A lot of deeper emotions and questions have been circling my mind as of late, I think it's the rather sudden passing of our landlady which brought it all on. Although she was very unwell, it all happened rather quickly and it just makes you realise a lot of things. We only met three times, and they were more for 'business' in a way, discussing the flat, rent payments etc. But evenso, I warmed to her, we both did, she made me fall in love with the place we're in now and she was helpful and flexible with us moving in.
Her daughters are taking over things now, so I've no doubt we're in safe hands. I wouldn't be surprised if they end up selling the place though when our tenancy is up, I hope they won't, but they probably will.
Anyway, these are selfish thoughts - whatever happens, is meant to be.

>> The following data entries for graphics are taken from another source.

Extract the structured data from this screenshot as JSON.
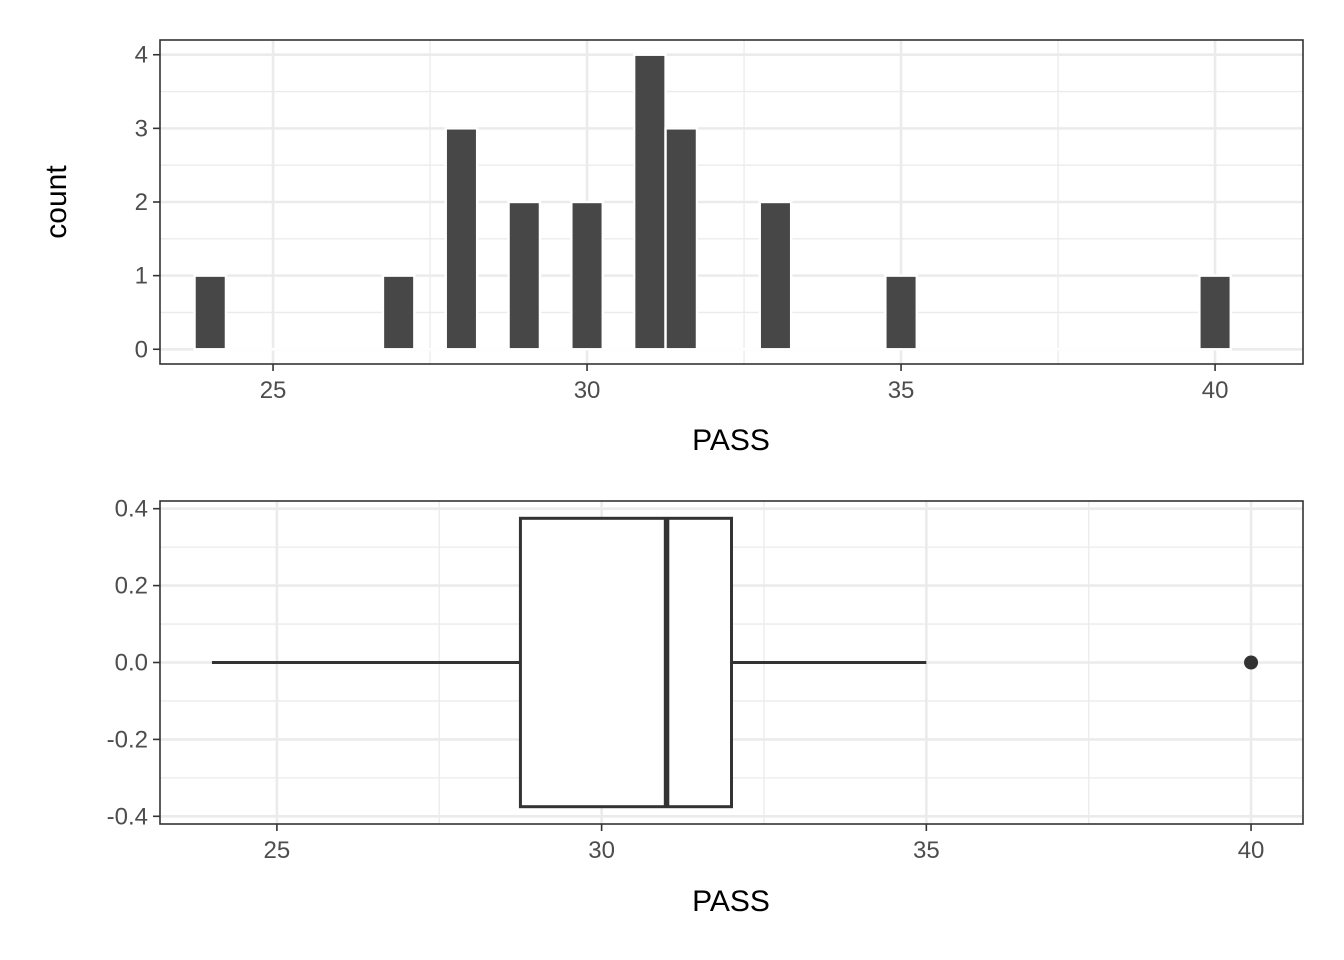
{
  "chart_data": [
    {
      "type": "histogram",
      "xlabel": "PASS",
      "ylabel": "count",
      "xlim": [
        23.2,
        41.4
      ],
      "ylim": [
        -0.2,
        4.2
      ],
      "x_ticks": [
        25,
        30,
        35,
        40
      ],
      "y_ticks": [
        0,
        1,
        2,
        3,
        4
      ],
      "bin_width": 0.5,
      "bins": [
        {
          "x": 24,
          "count": 1
        },
        {
          "x": 24.5,
          "count": 0
        },
        {
          "x": 25,
          "count": 0
        },
        {
          "x": 25.5,
          "count": 0
        },
        {
          "x": 26,
          "count": 0
        },
        {
          "x": 26.5,
          "count": 0
        },
        {
          "x": 27,
          "count": 1
        },
        {
          "x": 27.5,
          "count": 0
        },
        {
          "x": 28,
          "count": 3
        },
        {
          "x": 28.5,
          "count": 0
        },
        {
          "x": 29,
          "count": 2
        },
        {
          "x": 29.5,
          "count": 0
        },
        {
          "x": 30,
          "count": 2
        },
        {
          "x": 30.5,
          "count": 0
        },
        {
          "x": 31,
          "count": 4
        },
        {
          "x": 31.5,
          "count": 3
        },
        {
          "x": 32,
          "count": 0
        },
        {
          "x": 32.5,
          "count": 0
        },
        {
          "x": 33,
          "count": 2
        },
        {
          "x": 33.5,
          "count": 0
        },
        {
          "x": 34,
          "count": 0
        },
        {
          "x": 34.5,
          "count": 0
        },
        {
          "x": 35,
          "count": 1
        },
        {
          "x": 35.5,
          "count": 0
        },
        {
          "x": 36,
          "count": 0
        },
        {
          "x": 36.5,
          "count": 0
        },
        {
          "x": 37,
          "count": 0
        },
        {
          "x": 37.5,
          "count": 0
        },
        {
          "x": 38,
          "count": 0
        },
        {
          "x": 38.5,
          "count": 0
        },
        {
          "x": 39,
          "count": 0
        },
        {
          "x": 39.5,
          "count": 0
        },
        {
          "x": 40,
          "count": 1
        }
      ],
      "bar_color": "#474747",
      "grid": true
    },
    {
      "type": "boxplot",
      "xlabel": "PASS",
      "xlim": [
        23.2,
        40.8
      ],
      "ylim": [
        -0.42,
        0.42
      ],
      "x_ticks": [
        25,
        30,
        35,
        40
      ],
      "y_ticks": [
        "0.4",
        "0.2",
        "0.0",
        "-0.2",
        "-0.4"
      ],
      "y_tick_values": [
        0.4,
        0.2,
        0,
        -0.2,
        -0.4
      ],
      "box": {
        "whisker_low": 24,
        "q1": 28.75,
        "median": 31,
        "q3": 32,
        "whisker_high": 35,
        "outliers": [
          40
        ],
        "half_height": 0.375
      },
      "grid": true
    }
  ]
}
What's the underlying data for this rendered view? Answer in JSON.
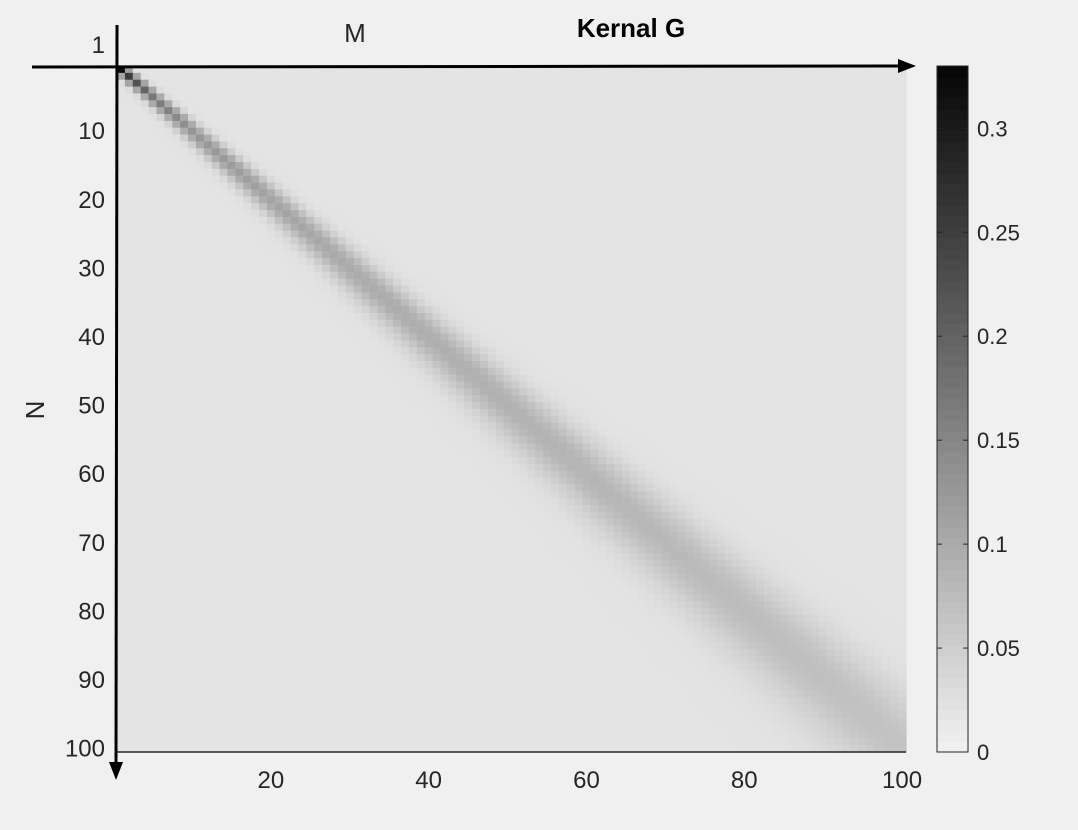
{
  "chart_data": {
    "type": "heatmap",
    "title": "Kernal G",
    "xlabel": "M",
    "ylabel": "N",
    "x_range": [
      1,
      100
    ],
    "y_range": [
      1,
      100
    ],
    "x_ticks": [
      20,
      40,
      60,
      80,
      100
    ],
    "x_tick_labels": [
      "20",
      "40",
      "60",
      "80",
      "100"
    ],
    "y_ticks": [
      1,
      10,
      20,
      30,
      40,
      50,
      60,
      70,
      80,
      90,
      100
    ],
    "y_tick_labels": [
      "1",
      "10",
      "20",
      "30",
      "40",
      "50",
      "60",
      "70",
      "80",
      "90",
      "100"
    ],
    "colormap": "gray-reversed",
    "clim": [
      0,
      0.33
    ],
    "colorbar_ticks": [
      0,
      0.05,
      0.1,
      0.15,
      0.2,
      0.25,
      0.3
    ],
    "colorbar_tick_labels": [
      "0",
      "0.05",
      "0.1",
      "0.15",
      "0.2",
      "0.25",
      "0.3"
    ],
    "diagonal_peak_values": {
      "rows": [
        1,
        2,
        5,
        10,
        20,
        30,
        40,
        50,
        60,
        70,
        80,
        90,
        100
      ],
      "values": [
        0.32,
        0.25,
        0.17,
        0.13,
        0.11,
        0.1,
        0.095,
        0.09,
        0.085,
        0.08,
        0.075,
        0.07,
        0.065
      ]
    },
    "background_value": 0.02,
    "grid": false,
    "colorbar_position": "right"
  },
  "colors": {
    "background": "#f0f0f0",
    "axes": "#000000",
    "text": "#262626"
  }
}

It's such an inevitable thing, that one day I will die. We all will. And life as we know it, will continue on and on. It's funny how we all ignore this fact, but the truth is every day could be the day. - These are not meant to be bleak thoughts, in fact it doesn't worry me at all. What does leave me feeling a bit confused is the what happens afterwards. I want to carry on, being me, watching the world go by, my children grow old, for never ending time...my god, at my desk, my stomach fell to the floor as I re-realised all of this! One day, there will be no more of me! Me, functioning, thinking - it's the thinking that gets me, its my consciousness - what will happen to that!?
God, this is far too much to think about on a Tuesday! Far too much indeed!
It's a scary thought but also a humbling one too. Whenever everything feels as though it's a bit too much, it's good to know that it will never be for very long. Time is an abstract concept. And the truth is, I don't know what will happen when my day comes, where my thoughts will go, but I do hope that my soul will sour upwards, to join those who I shared many happy times with on earth, where we could watch the world together and decide when it was time to give it another go.
I've decided to do a bit of a fast, for as long as feels right. I've thought about it before but couldn't do it, my body starts to go all weak, I get a headache and I snap at people. I know though that if I fight through that first day, I'll come out the other side and it gets easier. I just feel as though I need to cleanse myself a bit, I keep eating rubbish food - too much of it, I feel sluggish and tired. I know by keeping myself busy and sticking to it, I'll feel a lot better. I'm trying not to big it up too much, or tell anyone about it! Because that'll be just setting myself up to fail...
11.30 am - still so much of the day to go and my tummy won't stop creaking and making noises! Black coffee should hopefully help me keep my occupied and i'm browsing online forums for tips and advise...just take each hour as it comes!